In anycase, I'm suspect this is all done quite sincerely!
11.30.2006 4:10pm
markm (mail):
"Perhaps you could argue the other way: a belief system is truly a "religion" if adherents' faith cannot be shaken by facts, evidence, or reason."

By that definition, Communism is a religion. That sounds right to me - it would take a bigger miracle than any of Jesus's to make Marxism work...

So why waive a "safety" regulation for a religious community?

1) Social Darwinism: If neither their God nor the steadfast practice of their religion will save them, we're better off without them. (I'm joking here, but I suspect that in fact a monastery would be far less likely to suffer from disease due to overcrowding or to set the house on fire than the same number of college students in the same house - not because the monks worship God, but because they keep the place clean and live modestly and sanely.)

2) The regulation isn't really about safety, but is a tactic to create an artificial scarcity of housing and thereby keep property values up. (This is what I really think, cynic that I am.
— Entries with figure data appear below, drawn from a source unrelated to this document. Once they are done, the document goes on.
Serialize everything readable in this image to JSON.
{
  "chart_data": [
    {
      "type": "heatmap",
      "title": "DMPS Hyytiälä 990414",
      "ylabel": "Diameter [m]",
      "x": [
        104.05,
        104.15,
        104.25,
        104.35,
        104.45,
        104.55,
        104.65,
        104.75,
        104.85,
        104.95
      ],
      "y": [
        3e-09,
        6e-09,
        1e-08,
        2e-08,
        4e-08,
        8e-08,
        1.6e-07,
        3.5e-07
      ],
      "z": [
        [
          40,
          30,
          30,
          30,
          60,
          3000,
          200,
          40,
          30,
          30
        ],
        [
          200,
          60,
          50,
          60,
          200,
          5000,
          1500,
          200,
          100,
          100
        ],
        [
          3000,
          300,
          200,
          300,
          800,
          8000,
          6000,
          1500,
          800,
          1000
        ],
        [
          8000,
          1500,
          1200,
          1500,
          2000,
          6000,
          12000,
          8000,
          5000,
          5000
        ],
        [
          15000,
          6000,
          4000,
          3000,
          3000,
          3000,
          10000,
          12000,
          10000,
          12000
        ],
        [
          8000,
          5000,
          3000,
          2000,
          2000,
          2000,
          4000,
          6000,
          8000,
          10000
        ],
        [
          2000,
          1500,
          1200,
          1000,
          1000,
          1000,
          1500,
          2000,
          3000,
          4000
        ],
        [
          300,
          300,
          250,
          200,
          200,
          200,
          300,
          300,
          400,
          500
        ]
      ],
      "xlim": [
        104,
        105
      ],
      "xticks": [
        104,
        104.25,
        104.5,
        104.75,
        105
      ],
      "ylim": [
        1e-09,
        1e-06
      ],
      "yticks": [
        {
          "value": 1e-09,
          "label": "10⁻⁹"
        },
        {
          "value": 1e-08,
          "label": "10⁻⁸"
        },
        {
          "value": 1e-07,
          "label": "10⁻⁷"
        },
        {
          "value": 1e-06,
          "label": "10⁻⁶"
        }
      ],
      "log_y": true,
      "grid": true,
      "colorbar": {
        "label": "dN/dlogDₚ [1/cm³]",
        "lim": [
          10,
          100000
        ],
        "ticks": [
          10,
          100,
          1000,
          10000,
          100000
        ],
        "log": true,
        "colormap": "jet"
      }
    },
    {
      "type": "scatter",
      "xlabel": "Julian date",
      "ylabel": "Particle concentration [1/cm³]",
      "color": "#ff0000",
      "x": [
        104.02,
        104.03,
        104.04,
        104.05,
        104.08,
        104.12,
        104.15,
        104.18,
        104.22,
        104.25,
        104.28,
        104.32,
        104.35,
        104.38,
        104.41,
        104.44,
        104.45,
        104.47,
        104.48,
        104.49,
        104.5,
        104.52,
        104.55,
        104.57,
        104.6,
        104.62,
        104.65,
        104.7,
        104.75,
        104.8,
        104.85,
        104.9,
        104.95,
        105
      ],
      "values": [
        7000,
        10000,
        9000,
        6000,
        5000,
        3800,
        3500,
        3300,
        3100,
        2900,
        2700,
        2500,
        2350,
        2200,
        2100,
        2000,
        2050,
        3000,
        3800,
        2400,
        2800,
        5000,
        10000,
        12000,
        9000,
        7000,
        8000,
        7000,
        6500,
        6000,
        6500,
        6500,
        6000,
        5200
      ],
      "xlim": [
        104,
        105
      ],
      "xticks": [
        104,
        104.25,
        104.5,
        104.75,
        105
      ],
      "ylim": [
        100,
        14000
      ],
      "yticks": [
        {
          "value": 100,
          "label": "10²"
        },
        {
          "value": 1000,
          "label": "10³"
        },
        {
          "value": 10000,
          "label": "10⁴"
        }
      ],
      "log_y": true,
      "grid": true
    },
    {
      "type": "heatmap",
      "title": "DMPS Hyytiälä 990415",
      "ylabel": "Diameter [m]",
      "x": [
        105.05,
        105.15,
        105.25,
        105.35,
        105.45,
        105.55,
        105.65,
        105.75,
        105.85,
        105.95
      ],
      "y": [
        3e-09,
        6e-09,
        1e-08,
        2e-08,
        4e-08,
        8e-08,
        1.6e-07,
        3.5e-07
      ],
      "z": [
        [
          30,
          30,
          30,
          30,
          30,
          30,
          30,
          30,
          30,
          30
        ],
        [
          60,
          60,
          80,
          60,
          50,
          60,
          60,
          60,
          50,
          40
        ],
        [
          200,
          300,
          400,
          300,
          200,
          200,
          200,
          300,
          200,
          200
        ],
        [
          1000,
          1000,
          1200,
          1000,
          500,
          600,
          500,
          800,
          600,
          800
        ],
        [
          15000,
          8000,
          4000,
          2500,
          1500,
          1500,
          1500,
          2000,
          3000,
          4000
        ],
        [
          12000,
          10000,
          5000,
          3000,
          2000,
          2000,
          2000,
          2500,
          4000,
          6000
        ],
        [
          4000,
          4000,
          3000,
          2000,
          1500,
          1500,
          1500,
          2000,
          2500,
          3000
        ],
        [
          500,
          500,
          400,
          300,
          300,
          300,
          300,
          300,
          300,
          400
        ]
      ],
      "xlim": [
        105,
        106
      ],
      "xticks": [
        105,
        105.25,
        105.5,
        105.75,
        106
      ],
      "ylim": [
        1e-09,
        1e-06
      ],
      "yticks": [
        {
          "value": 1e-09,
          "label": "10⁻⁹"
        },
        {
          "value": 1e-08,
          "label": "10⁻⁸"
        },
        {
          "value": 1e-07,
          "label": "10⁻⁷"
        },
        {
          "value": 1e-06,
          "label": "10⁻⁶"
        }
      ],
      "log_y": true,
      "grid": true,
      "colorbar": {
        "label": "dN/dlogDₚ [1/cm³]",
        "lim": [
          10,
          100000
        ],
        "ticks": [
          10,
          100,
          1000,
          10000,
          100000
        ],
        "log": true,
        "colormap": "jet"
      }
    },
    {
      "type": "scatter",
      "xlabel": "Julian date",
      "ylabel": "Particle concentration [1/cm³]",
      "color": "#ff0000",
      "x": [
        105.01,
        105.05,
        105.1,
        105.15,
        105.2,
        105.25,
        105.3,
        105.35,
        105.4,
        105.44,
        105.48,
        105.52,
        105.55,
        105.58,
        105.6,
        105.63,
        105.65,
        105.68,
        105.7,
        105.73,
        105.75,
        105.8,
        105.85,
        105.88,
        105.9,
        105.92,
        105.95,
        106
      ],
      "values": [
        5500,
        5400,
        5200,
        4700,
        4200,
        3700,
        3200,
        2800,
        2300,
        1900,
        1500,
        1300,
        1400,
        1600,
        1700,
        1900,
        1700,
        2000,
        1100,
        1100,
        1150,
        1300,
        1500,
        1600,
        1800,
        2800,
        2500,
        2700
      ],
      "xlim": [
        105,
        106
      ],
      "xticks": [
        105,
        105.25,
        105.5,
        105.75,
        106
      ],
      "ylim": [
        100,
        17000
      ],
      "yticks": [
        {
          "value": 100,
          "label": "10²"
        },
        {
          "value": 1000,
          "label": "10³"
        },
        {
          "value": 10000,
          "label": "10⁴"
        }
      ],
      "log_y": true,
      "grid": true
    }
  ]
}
After all, I have seen poor families of more than six crowded into much smaller and dingier rental houses, and no one worried about that as long as it wasn't in a rich neighborhood.)
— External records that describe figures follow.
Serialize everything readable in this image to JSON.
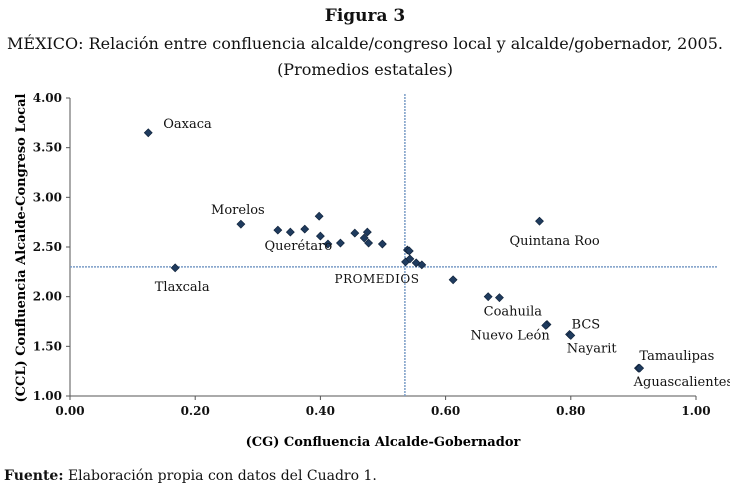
{
  "figure_label": "Figura 3",
  "title": "MÉXICO: Relación entre confluencia alcalde/congreso local y alcalde/gobernador, 2005.",
  "subtitle": "(Promedios estatales)",
  "source_prefix": "Fuente:",
  "source_text": " Elaboración propia con datos del Cuadro 1.",
  "chart_data": {
    "type": "scatter",
    "xlabel": "(CG) Confluencia Alcalde-Gobernador",
    "ylabel": "(CCL) Confluencia Alcalde-Congreso Local",
    "xlim": [
      0,
      1
    ],
    "ylim": [
      1,
      4
    ],
    "xticks": [
      "0.00",
      "0.20",
      "0.40",
      "0.60",
      "0.80",
      "1.00"
    ],
    "yticks": [
      "1.00",
      "1.50",
      "2.00",
      "2.50",
      "3.00",
      "3.50",
      "4.00"
    ],
    "grid": false,
    "marker_color": "#1f3b5e",
    "reference_line_color": "#7a9cc6",
    "reference_lines": {
      "x": 0.535,
      "y": 2.3,
      "label": "PROMEDIOS"
    },
    "points": [
      {
        "x": 0.125,
        "y": 3.65,
        "label": "Oaxaca"
      },
      {
        "x": 0.168,
        "y": 2.29,
        "label": "Tlaxcala"
      },
      {
        "x": 0.273,
        "y": 2.73,
        "label": "Morelos"
      },
      {
        "x": 0.332,
        "y": 2.67,
        "label": ""
      },
      {
        "x": 0.352,
        "y": 2.65,
        "label": "Querétaro"
      },
      {
        "x": 0.375,
        "y": 2.68,
        "label": ""
      },
      {
        "x": 0.398,
        "y": 2.81,
        "label": ""
      },
      {
        "x": 0.4,
        "y": 2.61,
        "label": ""
      },
      {
        "x": 0.412,
        "y": 2.53,
        "label": ""
      },
      {
        "x": 0.432,
        "y": 2.54,
        "label": ""
      },
      {
        "x": 0.455,
        "y": 2.64,
        "label": ""
      },
      {
        "x": 0.47,
        "y": 2.59,
        "label": ""
      },
      {
        "x": 0.475,
        "y": 2.65,
        "label": ""
      },
      {
        "x": 0.477,
        "y": 2.54,
        "label": ""
      },
      {
        "x": 0.499,
        "y": 2.53,
        "label": ""
      },
      {
        "x": 0.536,
        "y": 2.35,
        "label": ""
      },
      {
        "x": 0.539,
        "y": 2.47,
        "label": ""
      },
      {
        "x": 0.543,
        "y": 2.38,
        "label": ""
      },
      {
        "x": 0.542,
        "y": 2.46,
        "label": ""
      },
      {
        "x": 0.553,
        "y": 2.34,
        "label": ""
      },
      {
        "x": 0.562,
        "y": 2.32,
        "label": ""
      },
      {
        "x": 0.612,
        "y": 2.17,
        "label": ""
      },
      {
        "x": 0.668,
        "y": 2.0,
        "label": ""
      },
      {
        "x": 0.686,
        "y": 1.99,
        "label": ""
      },
      {
        "x": 0.75,
        "y": 2.76,
        "label": "Quintana Roo"
      },
      {
        "x": 0.762,
        "y": 1.72,
        "label": "Coahuila"
      },
      {
        "x": 0.76,
        "y": 1.71,
        "label": "Nuevo León"
      },
      {
        "x": 0.798,
        "y": 1.62,
        "label": "BCS"
      },
      {
        "x": 0.8,
        "y": 1.61,
        "label": "Nayarit"
      },
      {
        "x": 0.908,
        "y": 1.28,
        "label": "Tamaulipas"
      },
      {
        "x": 0.91,
        "y": 1.28,
        "label": "Aguascalientes"
      }
    ]
  }
}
So, if the regulation was created under a pretense of safety, why can't people use a pretense of religion to get around it.
11.30.2006 5:22pm
David Chesler (mail) (www):
Do Malik and the others tests suggested require that a believer have only one religious affiliation at a time? Some government pigeonholing does. There are certainly genuine, sincere examples where this is not true, such as Shintu plus Buddhist, or folks who are into New Age spirituality but remain affiliated with the Abrahamic religion of their birth family. Universal Life Church is at the limit of genuine and sincere, but it doesn't require renunciation of other faiths.
Suppose folks wish to set up something along the lines of an ashram, open to members of all faiths who wish to live there for a while and experience tranquility -- all bona fide. Would it qualify for the religious exemption?